Tales of coming to America

0
77

Cultural Council hosts storytelling program

NAUGATUCK — Felipe Flores left his job teaching at a preparatory school in Acapulco, Mexico, in 1983 to plow snow for the Department of Transportation in Connecticut.

“People asked what was wrong with me,” said Flores, now 58, of Lorann Circle.

Flores told of coming to the borough Friday during the Naugatuck Cultural Council’s “Telling Our Stories” program, which encouraged local people of varying backgrounds to describe how they came to live in the community.

Flores grew up near Mexico City and attained a college education. He said he is the only one of his family to have moved outside of a 20-mile radius in Mexico.

“Growing up, (it) was never in my plans to be where I am right now,” Flores said in accented English.

He met the American woman who would become his wife, Suzanne Flores, in Mexico when they taught at the same school. They married and had two children in Mexico, then moved to the United States to be close to her family in Sherman.

Ultimately, they settled in the borough for the inexpensive housing and the location, which allowed Suzanne Flores, now 62, to travel easily to both Hartford and West Haven for work. Felipe Flores eventually got his master’s degree and taught for at least 20 years at Naugatuck Valley Community College.

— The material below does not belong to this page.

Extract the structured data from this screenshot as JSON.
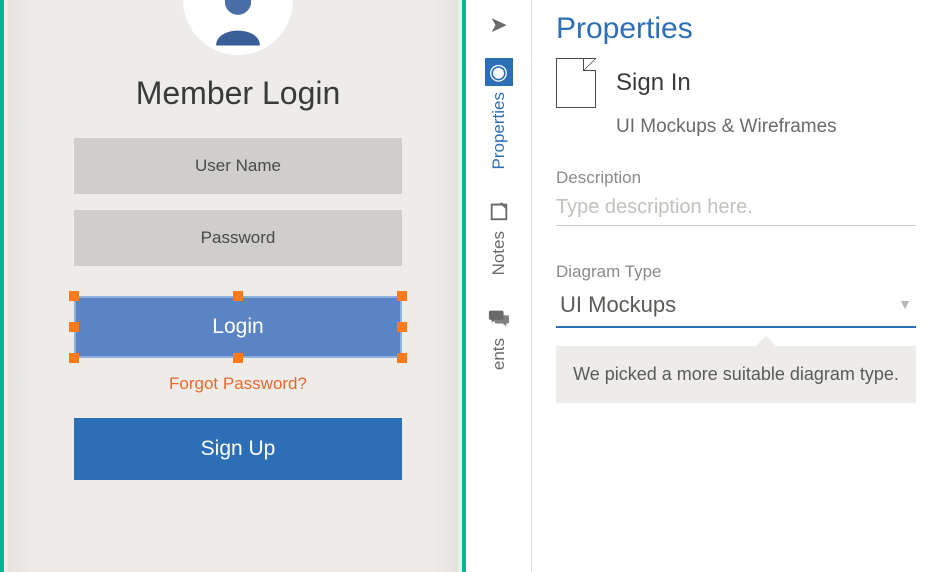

The couple is now retired, although Felipe Flores continues to work on Greenlieef Consulting & Development, a company he co-founded to lobby the state on behalf of vulnerable groups who need protection during natural disasters.

A dozen people sat on stones under the warm noontime sun in the Gunntown Passive Park and Nature Preserve, listening to Flores and a Jamaican woman, Ivy Magnan, tell of their culture shock upon arriving in Connecticut.

Magnan, 60, lives in New Haven, but her son is married to Vaneza Gouveia Clarke, the borough native who was honored earlier in the day for her role in saving the land off Gunntown Road that opened last year as a nature preserve.

Magnan said she came to the United States to join her sister, get an education and live in a better economy. Some aspects of the United States were hard to get used to, she said.

“Our way of life is slow and easy, and here it’s fast,” Magnan said.

The storytelling session was the result of brainstorming by members of the Naugatuck Cultural Council, including Len Yannielli, who is also a member of the committee that pushed to create, and now hosts events at, the Gunntown park.

Mayor Robert Mezzo, who is on the cultural council, said the group plans to hold similar programs during times when more people are not working. People who listen to such stories build better relationships across cultures, Mezzo said.

“I think eventually they can find something in someone’s journey to Naugatuck that reminds them of their own,” Mezzo said.